On s'imagine souvent que ce concept est une ligne droite, un truc simple et gravé dans le marbre. Sauf que, dès qu'on gratte un peu le vernis constitutionnel, on s'aperçoit que l'égalité est une notion à géométrie variable qui donne des sueurs froides aux juristes les plus chevronnés. Ce n'est pas juste une question de justice, c'est un équilibre permanent entre l'universalisme et la prise en compte des réalités sociales de chacun.

Les racines historiques d'une rupture avec l'Ancien Régime

Tout commence vraiment en 1789. Avant cela, le droit était un patchwork de privilèges (littéralement "privata lex", la loi privée) où votre statut déterminait votre châtiment ou vos droits.
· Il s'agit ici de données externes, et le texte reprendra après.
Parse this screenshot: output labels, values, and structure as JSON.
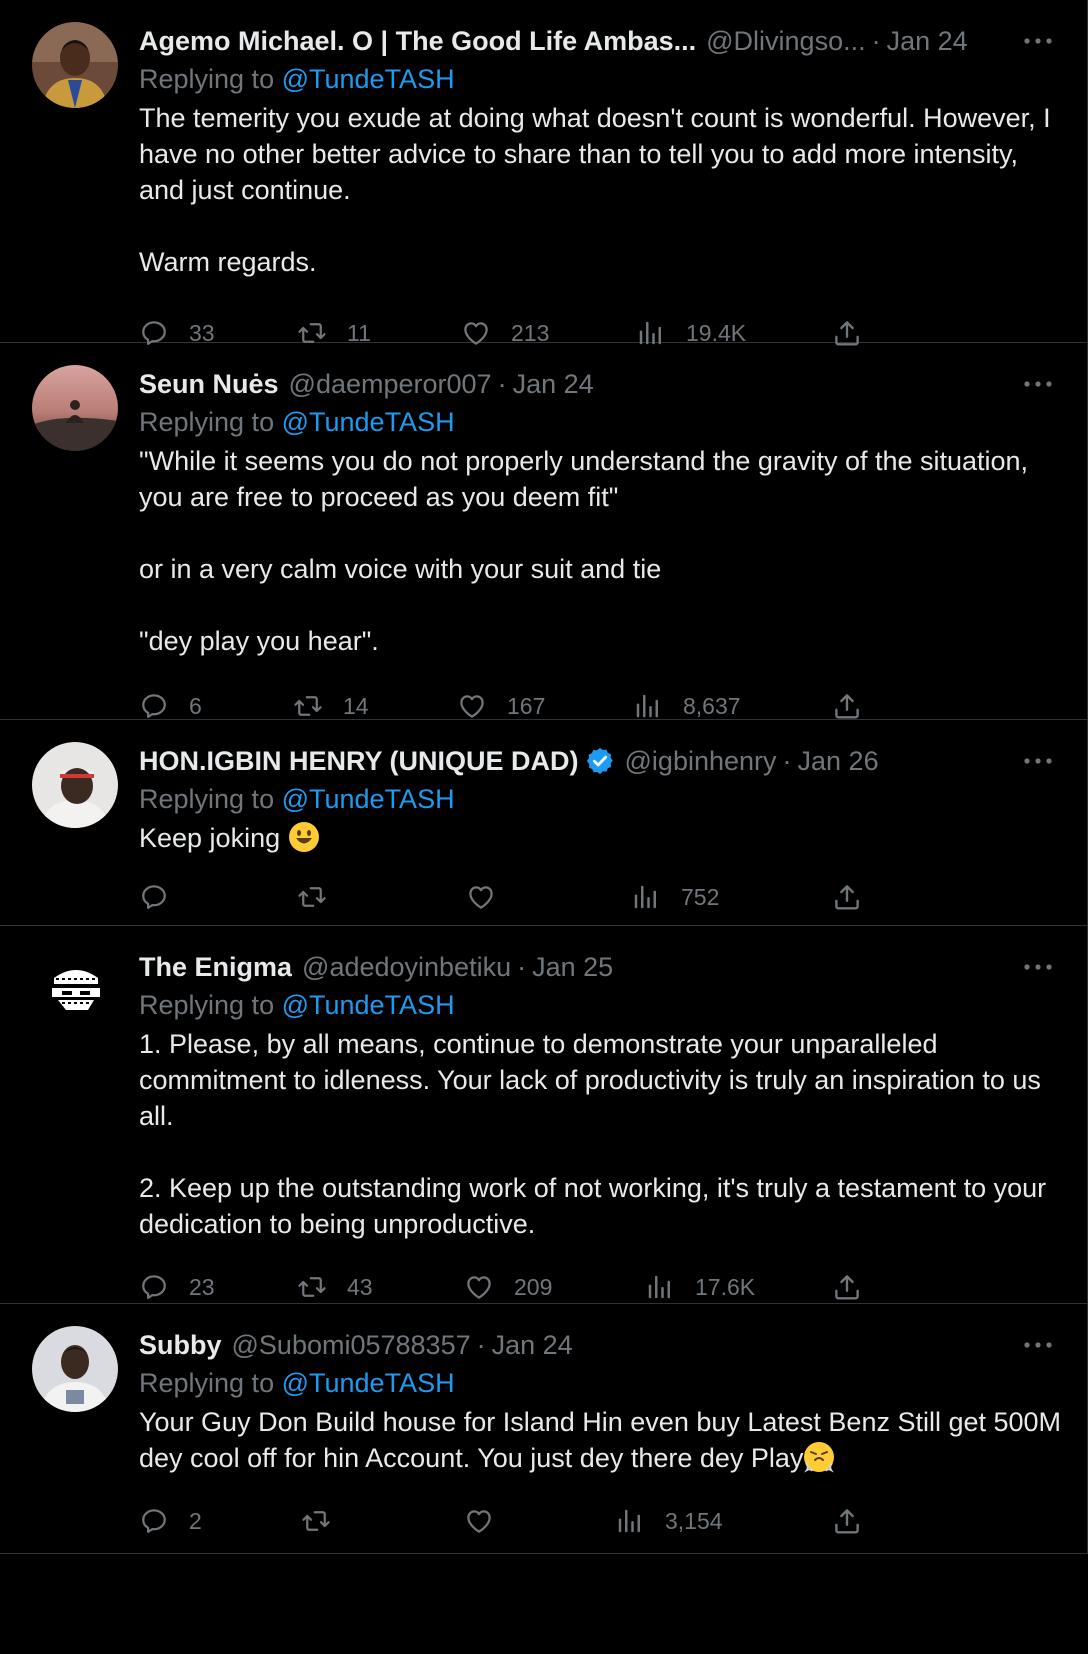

L'article 6 de la Déclaration des droits de l'homme et du citoyen a tout balayé d'un revers de plume en affirmant que la loi doit être la même pour tous, soit qu'elle protège, soit qu'elle punisse. L'égalité civile est née de ce rejet viscéral de l'arbitraire royal qui segmentait la société en trois ordres distincts.

Reste que cette égalité de 1789 était avant tout formelle. Elle ne s'occupait pas de savoir si vous aviez les moyens de vous payer un avocat ou si votre éducation vous permettait de comprendre le jargon des tribunaux. C'était une égalité de papier. Le passage à une égalité plus concrète s'est fait attendre plus d'un siècle, le temps que la jurisprudence du Conseil d'État et du Conseil constitutionnel vienne affiner cette vision un peu naïve du "tous pareils".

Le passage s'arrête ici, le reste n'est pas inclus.